Indie comedy/dramas about lonely people coming together to find some kind of family are a dime a dozen, but The Station Agent stands apart from the pack thanks to the strength of its performances.   All three leads are perfectly cast; all three shine in roles which provide no opportunities to speechify, emote, or chew the scenery.  We come to understand these characters from the ways they avoid certain questions, the ways that smiles come and go, and the ways they rely on each other.

Clarkson paints while one of the film's ubiquitous telephones sits ominously in the foreground.

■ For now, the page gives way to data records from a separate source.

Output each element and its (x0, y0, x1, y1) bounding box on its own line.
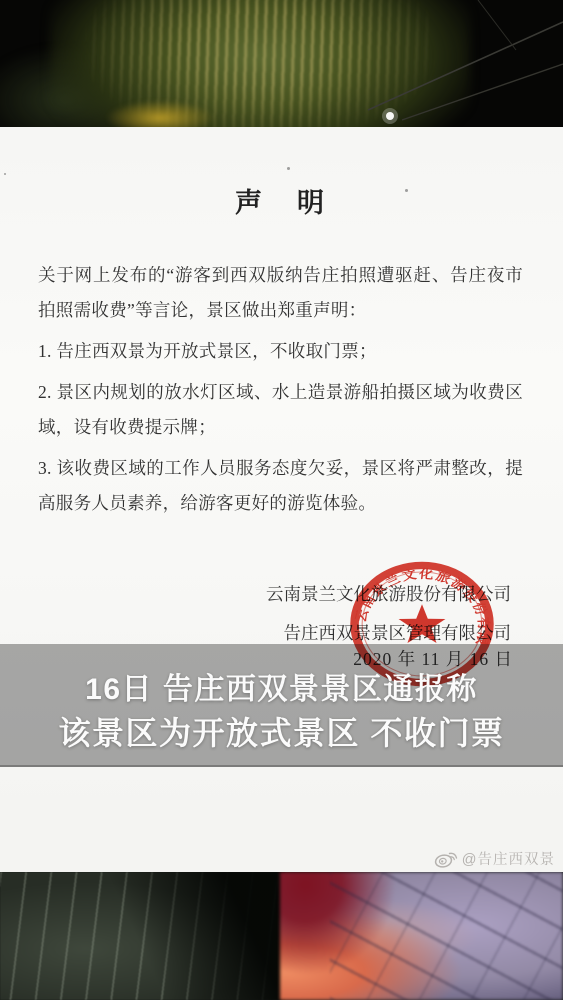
statement-title: 声 明 (0, 181, 563, 220)
statement-paragraph: 1. 告庄西双景为开放式景区，不收取门票； (38, 334, 523, 369)
subtitle-line-2: 该景区为开放式景区 不收门票 (59, 711, 505, 756)
statement-body: 关于网上发布的“游客到西双版纳告庄拍照遭驱赶、告庄夜市拍照需收费”等言论，景区做… (38, 258, 523, 521)
paper-speck (405, 189, 408, 192)
power-lines (0, 0, 563, 127)
statement-paragraph: 关于网上发布的“游客到西双版纳告庄拍照遭驱赶、告庄夜市拍照需收费”等言论，景区做… (38, 258, 523, 328)
paper-speck (4, 173, 6, 175)
seal-star-icon (399, 604, 446, 643)
top-photo-night-tree (0, 0, 563, 127)
weibo-icon (434, 849, 458, 868)
statement-paragraph: 3. 该收费区域的工作人员服务态度欠妥，景区将严肃整改，提高服务人员素养，给游客… (38, 451, 523, 521)
paper-speck (287, 167, 290, 170)
wooden-boardwalk (0, 872, 285, 1000)
video-frame: 声 明 关于网上发布的“游客到西双版纳告庄拍照遭驱赶、告庄夜市拍照需收费”等言论… (0, 0, 563, 1000)
fabric-seams-texture (330, 872, 563, 1000)
bottom-photo (0, 872, 563, 1000)
statement-paragraph: 2. 景区内规划的放水灯区域、水上造景游船拍摄区域为收费区域，设有收费提示牌； (38, 375, 523, 445)
weibo-watermark: @告庄西双景 (434, 848, 555, 869)
subtitle-line-1: 16日 告庄西双景景区通报称 (85, 669, 478, 711)
watermark-handle: @告庄西双景 (462, 848, 555, 869)
subtitle-overlay: 16日 告庄西双景景区通报称 该景区为开放式景区 不收门票 (0, 644, 563, 767)
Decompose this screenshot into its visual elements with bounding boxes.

But Dinklage is the real star of the show here.  His Fin is a man of few words, yet his character is perfectly illuminated in gesture, nuance, and posture.  We quickly understand that his misanthropy is a shield, built out of the scars of a lifetime of casual cruelty.  There's a great scene between Fin and Joe, where we get to watch these defenses at work.  Joe behaves like the dog that follows you home, completely impervious to Fin's coldness, and has gradually worn away at his shell.  One afternoon they share a picnic lunch with Olivia, and we get to watch as Fin's defenses spring into action as Joe asks a particularly poorly worded question.  "So do you people have clubs, or what?"  There is not outrage from Fin, no bluster -- just a tightening around the eyes and a straightening of his posture to indicate that the walls are going back up.  When Fin learns that Joe was asking about clubs for trainspotters, not dwarfs, his life begins to change -- here may be a friend who sees him as he sees himself, "a simple boring man."

Michelle Williams as Emily, the librarian
There are no grand revelations, and only once does a dramatic "event" propel the plot forward.  Mostly this is a film about people trying to let go of the things that keep them lonely, trying to learn how not to hold people at arm's length.  Around the margins, others insert themselves into the trio's lives, for better or for worse.  Mad Men's John Slattery plays Olivia's estranged husband David, a presence in the form of eternally ringing phones long before he makes it on screen.  Michelle Williams began her move away from her Dawson's Creek image into more serious material here, as a librarian named Emily, the kind of girl who spends all her time telling people that her boyfriend isn't as bad as he seems, even though she knows he's worse. 

Ultimately The Station Agent is the kind of film that is so slight in its ambitions and scope that it could easily float away, were there not performances of tremendous gravity at its center to pull it back down.  As a showcase for Peter Dinklage's talents it's especially terrific.  It makes one long for Hollywood filmmakers brave or imaginative enough to cast him in roles not built around his height; few actors have this much charisma and range to burn.